Fleckenbürgermeister Peter Schmitz schickte um 13.30 Uhr die erste Runde beim AOK-Wettlauf für Freizeitläufer und Familien auf die Reise, um 15 Uhr folgte dann der Speedy-Wettlauf für ambitionierte Läufer. Zeitgleich dampften die Loks „Hoya“ und „Hermann“ ebenfalls los. Wer würde als erster im Ziel in Asendorf ankommen, der Mensch oder die Maschine?

Bevor dieses Rätsel gelöst wurde, ging es für die Läufer auf die Strecke. Die führte vom Bahnhof Bruchhausen-Vilsen unter anderem auf Waldwegen durch das Vilser Holz bis zum Heiligenberg. Entlang der Bundesstraße 6 liefen Mensch und Bahn dann nebeneinander bis nach Asendorf. Dort im Ziel hielten die Schaulustigen Ausschau nach dem Zug. „Immer noch keine Maschine in Sicht“, sagte der Moderator.
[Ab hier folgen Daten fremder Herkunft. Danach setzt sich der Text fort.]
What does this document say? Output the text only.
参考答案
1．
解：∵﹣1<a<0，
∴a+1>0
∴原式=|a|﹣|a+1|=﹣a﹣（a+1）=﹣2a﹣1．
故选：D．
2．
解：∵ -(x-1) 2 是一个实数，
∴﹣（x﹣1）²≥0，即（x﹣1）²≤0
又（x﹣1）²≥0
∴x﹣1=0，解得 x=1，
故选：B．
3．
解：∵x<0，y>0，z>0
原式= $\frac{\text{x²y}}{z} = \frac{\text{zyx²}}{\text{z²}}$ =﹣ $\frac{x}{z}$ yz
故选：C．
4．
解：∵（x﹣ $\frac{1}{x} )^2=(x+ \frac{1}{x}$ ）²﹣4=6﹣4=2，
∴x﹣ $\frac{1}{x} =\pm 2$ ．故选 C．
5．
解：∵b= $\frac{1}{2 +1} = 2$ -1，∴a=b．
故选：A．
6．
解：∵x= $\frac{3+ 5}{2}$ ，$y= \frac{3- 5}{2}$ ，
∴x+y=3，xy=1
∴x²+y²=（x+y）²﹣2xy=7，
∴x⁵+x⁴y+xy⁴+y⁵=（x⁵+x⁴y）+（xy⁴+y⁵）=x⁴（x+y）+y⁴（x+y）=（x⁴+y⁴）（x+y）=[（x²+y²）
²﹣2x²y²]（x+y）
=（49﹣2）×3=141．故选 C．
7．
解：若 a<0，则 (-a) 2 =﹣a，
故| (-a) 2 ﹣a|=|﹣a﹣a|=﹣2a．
Dafür näherte sich, fast unbemerkt, der erste Läufer. Nach 35.35 Minuten lief Helge Rackebrandt, Sieger des AOK-Laufs, durchs Ziel. Wie der Lauf war, trotz des Regens? „Das fühlte sich gut an“, verriet der Bremer. Zwei Mal in der Woche läuft er. Nicht viel, nach eigenen Angaben. „Nur 20 Kilometer.“ Über Verwandte in Bruchhausen-Vilsen hatte er von dem Wettlauf Mensch gegen Maschine erfahren. Und meldete sich spontan an. So wie 176 andere Läufer, die in zwei Rennen gegen die Museumsbahnen antraten.

Im ersten Rennen war lange Zeit von der Bahn keine Spur. Als zweiter kam Niklas Leder vom TSV Süstedt nach 35.45 Minuten ins Ziel. „Bleib‘ doch mal stehen und sag mir, wie du heißt“, wollte der Moderator wissen und Niklas Leder noch vor dem Zieleinlauf mitten auf der Strecke interviewen. Der indes ließ sich nicht beirren und marschierte weiter. Teilnehmer um Teilnehmer kam ins Ziel, aber wo war die Maschine? Sie dampfte schließlich heran und rollte in den Bahnhof Asendorf, 41.23 Minuten nach dem Start im Luftkurort. „Platz 21, mehr ist es nicht geworden“, war Bernd Furch, Pressesprecher des organisierenden Deutschen Eisenbahn-Vereins (DEV) dann auch ein bisschen enttäuscht. Ein Grund für das nicht so gute Abschneiden: „Durch den starken Regen sind die Schienen etwas rutschiger gewesen.“ Was der guten Stimmung keinen Abbruch tat. Die Idee für den besonderen Wettlauf kam an.

Wettlauf Mensch gegen Maschine in Br.-Vilsen

„Das ist der erste dieser Art in Norddeutschland“, erzählte Viktoria Leu von der Geschäftsstelle des Niedersächsischen Leichtathletik-Verbands (NLV). Der NLV war der Kooperationspartner des DEV für den Wettlauf und konnte auf viele Streckenposten und Helfer zählen: „Da ist der Lauftreff Bruchhausen-Vilsen um Dieter Michaelis ganz aktiv“, freute sich Viktoria Leu über die starke ehrenamtliche Unterstützung. Die Idee für den Wettlauf stammt aus Australien, anlässlich seines 50-jährigen Jubiläums in diesem Jahr importierte der DEV diese nach Deutschland – mit Erfolg.

Auch Starterin Sonja Göbel hatte auf der Strecke ihren Spaß und fand Gefallen daran, durch die Pfützen zu springen. „Das war ein schöner Lauf“, strahlte die junge Frau aus Binnen im Ziel.